How 3 Popular Types of Creams and Gels Can Help Sun Damaged Skin Lifestyles
Summer and the sun go hand in hand. While a day relaxing in the garden or at the beach can make a perfect summer afternoon, it’s essential that people take steps to protect their skin from sun damage. The United States National Library of Medicine notes that a little sun can be good for the skin as long as people make a significant effort to protect themselves from overexposure. When the sun’s ultraviolet rays penetrate the outer layers of the skin and strike the deeper layers of the skin, skin cells can be damaged or even killed. Damage to skin cells increases the risk of skin cancer, which the World Cancer Research Fund and the American Institute for Cancer Research report as one of the most frequently diagnosed cancers in the world.
In addition to increasing a person’s risk of skin cancer, overexposure to UV rays from the sun can produce painful side effects, including sunburn. Health care experts at Scripps Health of San Diego note that a variety of topical creams and gels can help treat sun damaged skin. As effective and helpful as the following three creams and gels may be, individuals are urged to prioritize the prevention of sun damaged skin, which involves avoiding the sun between 10 a.m. and 4 p.m. UV rays from the sun are strongest, and wear and reapply sunscreen regularly with a minimum sun protection factor of 30.

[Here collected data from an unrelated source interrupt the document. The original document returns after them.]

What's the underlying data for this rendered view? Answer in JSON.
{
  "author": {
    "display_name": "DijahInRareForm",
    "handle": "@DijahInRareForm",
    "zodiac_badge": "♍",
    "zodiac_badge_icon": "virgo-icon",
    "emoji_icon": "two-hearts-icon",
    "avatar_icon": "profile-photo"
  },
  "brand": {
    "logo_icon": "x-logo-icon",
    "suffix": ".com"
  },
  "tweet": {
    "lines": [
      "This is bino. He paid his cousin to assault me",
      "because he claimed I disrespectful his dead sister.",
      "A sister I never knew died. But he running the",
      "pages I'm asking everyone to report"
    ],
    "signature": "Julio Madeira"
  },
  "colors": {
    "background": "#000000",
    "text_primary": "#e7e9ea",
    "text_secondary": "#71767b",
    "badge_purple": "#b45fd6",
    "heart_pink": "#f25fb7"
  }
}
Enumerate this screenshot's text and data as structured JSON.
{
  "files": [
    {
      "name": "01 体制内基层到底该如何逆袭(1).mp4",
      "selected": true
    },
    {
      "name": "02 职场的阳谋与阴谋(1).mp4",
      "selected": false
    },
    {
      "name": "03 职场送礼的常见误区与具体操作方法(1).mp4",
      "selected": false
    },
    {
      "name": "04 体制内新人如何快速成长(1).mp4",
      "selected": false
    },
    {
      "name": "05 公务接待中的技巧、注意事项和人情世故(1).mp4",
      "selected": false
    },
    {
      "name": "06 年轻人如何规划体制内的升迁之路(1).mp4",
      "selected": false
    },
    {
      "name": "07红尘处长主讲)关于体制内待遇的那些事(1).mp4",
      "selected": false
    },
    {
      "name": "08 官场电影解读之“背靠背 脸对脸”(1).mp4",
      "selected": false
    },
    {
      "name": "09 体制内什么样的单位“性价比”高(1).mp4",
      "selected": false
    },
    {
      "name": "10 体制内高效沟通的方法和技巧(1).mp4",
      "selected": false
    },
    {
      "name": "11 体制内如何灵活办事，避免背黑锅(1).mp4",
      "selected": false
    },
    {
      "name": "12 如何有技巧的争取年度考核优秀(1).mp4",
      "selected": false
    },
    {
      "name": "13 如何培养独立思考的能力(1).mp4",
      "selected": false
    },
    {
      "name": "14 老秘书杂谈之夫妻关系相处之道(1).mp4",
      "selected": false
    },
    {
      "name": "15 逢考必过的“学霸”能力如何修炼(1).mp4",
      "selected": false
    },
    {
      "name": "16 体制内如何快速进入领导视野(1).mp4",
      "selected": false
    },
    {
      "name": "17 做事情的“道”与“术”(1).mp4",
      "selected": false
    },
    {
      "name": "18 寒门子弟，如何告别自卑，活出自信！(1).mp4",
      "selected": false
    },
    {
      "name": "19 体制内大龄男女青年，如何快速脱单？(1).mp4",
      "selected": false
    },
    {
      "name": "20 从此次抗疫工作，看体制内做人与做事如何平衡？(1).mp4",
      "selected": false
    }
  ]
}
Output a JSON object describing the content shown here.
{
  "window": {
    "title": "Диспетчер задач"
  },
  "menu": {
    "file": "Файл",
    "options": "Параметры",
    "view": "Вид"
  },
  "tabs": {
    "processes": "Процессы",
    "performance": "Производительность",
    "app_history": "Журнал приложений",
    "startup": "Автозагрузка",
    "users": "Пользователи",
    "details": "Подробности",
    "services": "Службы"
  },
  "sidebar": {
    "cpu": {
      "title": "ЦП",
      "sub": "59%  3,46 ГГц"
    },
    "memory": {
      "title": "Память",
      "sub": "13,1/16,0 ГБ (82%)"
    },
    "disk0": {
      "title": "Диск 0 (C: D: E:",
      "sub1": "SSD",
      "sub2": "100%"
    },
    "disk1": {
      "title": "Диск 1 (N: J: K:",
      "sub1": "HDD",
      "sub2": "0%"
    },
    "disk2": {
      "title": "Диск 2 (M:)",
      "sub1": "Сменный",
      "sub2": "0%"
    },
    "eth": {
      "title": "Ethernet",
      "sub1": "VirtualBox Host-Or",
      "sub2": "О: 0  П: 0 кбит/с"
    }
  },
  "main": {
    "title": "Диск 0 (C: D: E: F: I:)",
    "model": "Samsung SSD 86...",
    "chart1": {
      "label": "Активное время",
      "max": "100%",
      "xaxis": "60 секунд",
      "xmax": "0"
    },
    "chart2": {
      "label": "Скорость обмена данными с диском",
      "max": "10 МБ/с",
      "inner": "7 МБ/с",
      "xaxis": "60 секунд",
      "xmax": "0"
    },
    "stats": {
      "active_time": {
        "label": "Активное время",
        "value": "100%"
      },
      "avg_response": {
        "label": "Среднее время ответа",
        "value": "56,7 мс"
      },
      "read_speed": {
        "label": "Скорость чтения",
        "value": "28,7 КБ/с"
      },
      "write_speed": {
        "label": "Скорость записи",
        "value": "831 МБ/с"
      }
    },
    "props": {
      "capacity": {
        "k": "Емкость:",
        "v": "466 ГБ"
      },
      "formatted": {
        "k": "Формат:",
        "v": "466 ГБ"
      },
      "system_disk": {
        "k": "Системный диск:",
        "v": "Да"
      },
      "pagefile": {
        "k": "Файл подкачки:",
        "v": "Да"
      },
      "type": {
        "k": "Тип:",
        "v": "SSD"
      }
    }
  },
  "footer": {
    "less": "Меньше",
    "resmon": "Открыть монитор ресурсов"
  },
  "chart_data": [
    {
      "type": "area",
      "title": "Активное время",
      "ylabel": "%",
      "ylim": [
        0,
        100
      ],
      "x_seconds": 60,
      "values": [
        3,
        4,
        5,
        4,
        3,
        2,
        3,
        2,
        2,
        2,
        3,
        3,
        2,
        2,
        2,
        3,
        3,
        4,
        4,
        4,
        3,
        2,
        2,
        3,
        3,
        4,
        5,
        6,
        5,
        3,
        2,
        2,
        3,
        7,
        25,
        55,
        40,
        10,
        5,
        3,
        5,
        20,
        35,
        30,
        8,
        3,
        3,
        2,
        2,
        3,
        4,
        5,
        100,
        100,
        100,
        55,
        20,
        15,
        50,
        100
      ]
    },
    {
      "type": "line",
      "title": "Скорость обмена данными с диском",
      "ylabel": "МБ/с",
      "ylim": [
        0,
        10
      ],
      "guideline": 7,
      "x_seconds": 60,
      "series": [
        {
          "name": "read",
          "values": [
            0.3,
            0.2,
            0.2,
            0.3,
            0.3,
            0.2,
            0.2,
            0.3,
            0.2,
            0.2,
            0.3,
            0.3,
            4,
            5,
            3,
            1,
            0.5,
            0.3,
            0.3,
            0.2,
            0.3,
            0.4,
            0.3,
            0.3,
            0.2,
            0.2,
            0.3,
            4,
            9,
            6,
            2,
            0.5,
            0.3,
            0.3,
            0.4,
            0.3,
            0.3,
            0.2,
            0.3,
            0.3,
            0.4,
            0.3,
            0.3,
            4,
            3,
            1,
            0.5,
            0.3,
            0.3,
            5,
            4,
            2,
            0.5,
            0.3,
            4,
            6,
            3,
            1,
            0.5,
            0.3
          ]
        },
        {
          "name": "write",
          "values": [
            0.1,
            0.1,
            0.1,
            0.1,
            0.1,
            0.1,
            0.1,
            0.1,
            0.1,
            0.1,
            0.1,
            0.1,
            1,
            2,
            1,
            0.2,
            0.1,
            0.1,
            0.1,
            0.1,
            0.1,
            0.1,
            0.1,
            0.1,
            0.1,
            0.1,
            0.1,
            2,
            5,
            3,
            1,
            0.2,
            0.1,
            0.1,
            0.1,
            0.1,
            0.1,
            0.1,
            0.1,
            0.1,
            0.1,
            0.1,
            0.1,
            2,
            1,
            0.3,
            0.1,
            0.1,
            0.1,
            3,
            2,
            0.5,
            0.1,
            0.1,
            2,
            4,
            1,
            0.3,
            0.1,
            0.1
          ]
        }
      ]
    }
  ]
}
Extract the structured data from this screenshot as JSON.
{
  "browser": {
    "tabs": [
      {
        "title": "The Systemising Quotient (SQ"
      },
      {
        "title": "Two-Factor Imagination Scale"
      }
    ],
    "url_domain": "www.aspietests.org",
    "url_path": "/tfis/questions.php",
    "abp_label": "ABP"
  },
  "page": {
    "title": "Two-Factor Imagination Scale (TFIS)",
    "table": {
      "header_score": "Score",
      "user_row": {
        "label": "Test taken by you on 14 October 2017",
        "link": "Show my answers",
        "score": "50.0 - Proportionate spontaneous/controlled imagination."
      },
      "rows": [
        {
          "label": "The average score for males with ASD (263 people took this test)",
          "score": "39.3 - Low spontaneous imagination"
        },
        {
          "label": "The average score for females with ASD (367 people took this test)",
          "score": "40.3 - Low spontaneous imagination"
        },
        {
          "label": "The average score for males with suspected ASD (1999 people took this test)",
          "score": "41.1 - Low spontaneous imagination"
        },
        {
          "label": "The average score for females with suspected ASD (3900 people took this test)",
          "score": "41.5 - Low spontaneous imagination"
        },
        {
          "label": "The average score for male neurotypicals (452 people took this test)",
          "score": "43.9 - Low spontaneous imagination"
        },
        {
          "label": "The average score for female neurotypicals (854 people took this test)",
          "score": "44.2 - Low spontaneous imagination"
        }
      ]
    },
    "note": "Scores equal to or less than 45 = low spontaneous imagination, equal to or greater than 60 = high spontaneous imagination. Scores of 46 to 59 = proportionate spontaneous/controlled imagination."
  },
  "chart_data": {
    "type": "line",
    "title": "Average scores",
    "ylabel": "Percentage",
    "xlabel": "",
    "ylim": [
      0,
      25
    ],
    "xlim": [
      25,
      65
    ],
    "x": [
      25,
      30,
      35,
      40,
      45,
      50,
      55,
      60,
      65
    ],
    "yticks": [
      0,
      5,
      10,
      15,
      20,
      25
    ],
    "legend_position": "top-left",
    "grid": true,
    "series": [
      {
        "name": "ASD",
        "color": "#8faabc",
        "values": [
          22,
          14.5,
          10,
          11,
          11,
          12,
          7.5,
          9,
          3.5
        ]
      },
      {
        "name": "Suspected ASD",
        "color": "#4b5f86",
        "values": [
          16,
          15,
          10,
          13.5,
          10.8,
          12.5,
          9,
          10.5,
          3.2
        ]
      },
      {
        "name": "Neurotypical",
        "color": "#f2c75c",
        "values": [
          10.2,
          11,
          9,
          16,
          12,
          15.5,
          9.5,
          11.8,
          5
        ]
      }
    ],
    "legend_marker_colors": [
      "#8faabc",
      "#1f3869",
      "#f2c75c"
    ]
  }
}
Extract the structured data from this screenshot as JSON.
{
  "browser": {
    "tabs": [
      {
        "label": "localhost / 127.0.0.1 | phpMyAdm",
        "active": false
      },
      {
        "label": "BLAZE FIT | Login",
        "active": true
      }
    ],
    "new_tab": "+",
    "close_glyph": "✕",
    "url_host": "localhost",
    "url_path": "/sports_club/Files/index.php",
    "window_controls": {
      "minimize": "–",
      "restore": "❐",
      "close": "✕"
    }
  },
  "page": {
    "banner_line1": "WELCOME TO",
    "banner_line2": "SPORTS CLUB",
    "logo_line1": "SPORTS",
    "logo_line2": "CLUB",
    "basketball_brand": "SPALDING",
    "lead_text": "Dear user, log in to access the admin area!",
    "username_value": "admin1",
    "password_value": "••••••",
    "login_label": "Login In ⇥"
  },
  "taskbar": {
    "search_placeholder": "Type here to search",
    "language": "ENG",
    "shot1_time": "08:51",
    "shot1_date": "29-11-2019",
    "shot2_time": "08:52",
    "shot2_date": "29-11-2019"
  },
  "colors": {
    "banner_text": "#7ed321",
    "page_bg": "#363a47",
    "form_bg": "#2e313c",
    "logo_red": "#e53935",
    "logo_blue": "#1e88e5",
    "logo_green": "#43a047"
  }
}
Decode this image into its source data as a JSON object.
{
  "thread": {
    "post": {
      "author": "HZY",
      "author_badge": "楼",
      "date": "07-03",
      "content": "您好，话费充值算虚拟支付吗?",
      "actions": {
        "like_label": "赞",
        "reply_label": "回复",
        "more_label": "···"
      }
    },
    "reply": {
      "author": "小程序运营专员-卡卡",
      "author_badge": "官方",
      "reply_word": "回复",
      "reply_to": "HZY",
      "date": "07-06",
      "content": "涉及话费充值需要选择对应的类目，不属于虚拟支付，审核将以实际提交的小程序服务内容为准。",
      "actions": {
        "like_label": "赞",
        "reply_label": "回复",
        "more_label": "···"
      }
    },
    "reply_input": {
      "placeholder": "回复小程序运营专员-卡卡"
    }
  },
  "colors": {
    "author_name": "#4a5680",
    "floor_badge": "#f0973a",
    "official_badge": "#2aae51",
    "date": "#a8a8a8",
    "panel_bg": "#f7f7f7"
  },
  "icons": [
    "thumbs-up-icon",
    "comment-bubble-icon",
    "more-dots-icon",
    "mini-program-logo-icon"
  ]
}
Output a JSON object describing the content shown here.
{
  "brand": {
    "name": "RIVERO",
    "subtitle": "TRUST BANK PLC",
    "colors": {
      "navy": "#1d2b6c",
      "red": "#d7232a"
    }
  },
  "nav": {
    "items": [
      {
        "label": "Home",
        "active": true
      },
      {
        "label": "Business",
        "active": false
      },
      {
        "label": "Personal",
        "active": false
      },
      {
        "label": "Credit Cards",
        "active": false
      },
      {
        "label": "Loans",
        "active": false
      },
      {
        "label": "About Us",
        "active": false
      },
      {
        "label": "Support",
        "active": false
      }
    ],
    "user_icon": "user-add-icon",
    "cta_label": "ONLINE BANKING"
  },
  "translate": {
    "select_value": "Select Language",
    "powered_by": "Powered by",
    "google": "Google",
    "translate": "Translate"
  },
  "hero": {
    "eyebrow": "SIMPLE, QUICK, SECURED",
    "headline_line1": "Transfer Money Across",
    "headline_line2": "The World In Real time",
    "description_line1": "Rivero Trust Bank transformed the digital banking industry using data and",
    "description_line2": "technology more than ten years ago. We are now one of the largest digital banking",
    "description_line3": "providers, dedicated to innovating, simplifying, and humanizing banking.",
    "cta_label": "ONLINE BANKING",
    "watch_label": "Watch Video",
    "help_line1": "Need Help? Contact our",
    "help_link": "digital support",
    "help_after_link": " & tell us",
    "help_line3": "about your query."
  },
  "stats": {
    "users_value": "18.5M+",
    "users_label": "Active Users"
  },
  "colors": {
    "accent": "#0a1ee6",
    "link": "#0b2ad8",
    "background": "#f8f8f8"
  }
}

• Exfoliators: Scripps Health notes that exfoliators are designed to stimulate faster cell turnover in the skin. This can help people whose skin is damaged by the sun, as this damage slows down the rate at which skin cells renew and replace themselves. As a result, exfoliators can help relieve the dull, dry skin that often develops after overexposure to the sun.
• Retinoids: Retinoids are compounds derived from vitamin A which, like exfoliators, also speed up the process of skin cell renewal. Scripps Health notes that retinoids also stimulate collagen production and lighten dark spots.
• Vitamin C and other antioxidants: WebMD notes that some research has suggested that vitamin C may help reduce UV damage to the skin, although such creams should never be used as a substitute for sunscreen.
People concerned about sun damaged skin can talk to a dermatologist about different ways to protect their skin when spending time outdoors.